Grüne Kaffeekapseln, klimaneutrales Mineralwasser, plastikfreier Proteinriegel: Die Verbraucherorganisation Foodwatch hat in diesem Jahr für ihren Negativpreis Goldener Windbeutel vor allem Produkte nominiert, die mit Klima- und Umweltfreundlichkeit werben - diese Versprechen laut den Verbraucherschützern aber nicht einhalten.
Lebensmittel an der Kasse
Lebensmittel an der Kasse - dpa/dpa/picture-alliance

Das Wichtigste in Kürze

  • Klima- und Umweltfreundlichkeitsversprechen im Visier .

Ab sofort können Verbraucher aus fünf Kandidaten die «dreisteste Werbelüge des Jahres» wählen. Die Abstimmung läuft bis zum 12. Dezember.

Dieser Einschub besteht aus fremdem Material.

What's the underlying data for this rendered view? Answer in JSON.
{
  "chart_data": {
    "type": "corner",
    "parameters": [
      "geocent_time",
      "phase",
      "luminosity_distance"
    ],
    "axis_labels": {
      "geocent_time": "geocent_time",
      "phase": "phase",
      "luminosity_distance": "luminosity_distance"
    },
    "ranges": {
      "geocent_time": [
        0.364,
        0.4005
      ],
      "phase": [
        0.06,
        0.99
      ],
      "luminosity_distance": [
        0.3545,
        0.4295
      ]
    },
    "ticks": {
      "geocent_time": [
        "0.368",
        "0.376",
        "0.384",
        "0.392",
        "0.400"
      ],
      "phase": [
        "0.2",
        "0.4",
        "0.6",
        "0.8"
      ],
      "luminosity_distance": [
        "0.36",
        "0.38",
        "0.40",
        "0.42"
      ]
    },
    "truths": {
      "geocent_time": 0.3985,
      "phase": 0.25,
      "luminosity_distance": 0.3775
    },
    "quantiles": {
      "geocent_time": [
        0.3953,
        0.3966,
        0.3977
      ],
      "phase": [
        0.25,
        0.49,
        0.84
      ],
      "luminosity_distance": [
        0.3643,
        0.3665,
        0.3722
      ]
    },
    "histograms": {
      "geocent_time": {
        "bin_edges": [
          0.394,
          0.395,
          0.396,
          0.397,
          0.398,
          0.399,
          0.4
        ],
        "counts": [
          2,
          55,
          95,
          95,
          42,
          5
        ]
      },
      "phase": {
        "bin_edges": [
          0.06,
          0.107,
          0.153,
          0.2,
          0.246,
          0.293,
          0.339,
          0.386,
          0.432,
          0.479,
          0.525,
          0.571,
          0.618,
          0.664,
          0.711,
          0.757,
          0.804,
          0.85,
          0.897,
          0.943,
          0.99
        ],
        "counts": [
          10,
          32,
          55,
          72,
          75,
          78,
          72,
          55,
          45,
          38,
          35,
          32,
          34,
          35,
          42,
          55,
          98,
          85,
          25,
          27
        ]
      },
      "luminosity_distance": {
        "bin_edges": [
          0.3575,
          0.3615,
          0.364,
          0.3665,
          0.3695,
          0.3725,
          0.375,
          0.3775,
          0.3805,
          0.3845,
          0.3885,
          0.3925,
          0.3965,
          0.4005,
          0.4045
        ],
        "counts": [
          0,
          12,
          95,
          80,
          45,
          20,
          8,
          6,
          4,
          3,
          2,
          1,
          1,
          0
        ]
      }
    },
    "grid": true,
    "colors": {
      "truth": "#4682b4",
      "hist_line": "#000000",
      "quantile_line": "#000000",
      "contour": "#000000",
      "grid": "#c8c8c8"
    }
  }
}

Foodwatch nominierte unter anderem das Volvic-Mineralwasser von Danone: Auf der Flasche stehe «klimaneutral zertifiziert» - allerdings würden die Flaschen grösstenteils per Lkw aus Frankreich nach Deutschland transportiert. Einweg-Plastik-Flaschen schadeten der Umwelt zudem stärker als Mehrwegflaschen.

Danone erklärte, die Nominierung «nicht nachvollziehen» zu können. «Wir verwenden für Volvic die ökologisch sinnvollste Verpackung, eine zu 100 Prozent recycelbare PET-Einwegpfandflasche, die zu 100 Prozent aus Altplastik besteht», erklärte eine Sprecherin. Für den deutschen Markt werde Volvic mit dem Zug oder dem Lkw transportiert, «nie mit dem Schiff oder Flugzeug». Ausserdem reduziere das Unternehmen kontinuierlich seine CO2-Emissionen und kompensiere Restemissionen.

Kandidat Nummer zwei sind die als «Green Caps» verkauften Mövenpick-Kaffeekapseln der Rösterei J.J. Darboven. Laut Werbung sind sie kompostierbar und biologisch abbaubar - das jedoch stimme nicht, kritisierte Foodwatch. Die meisten Abfallunternehmen könnten die Kapseln weder recyceln noch kompostieren, sondern müssten sie verbrennen.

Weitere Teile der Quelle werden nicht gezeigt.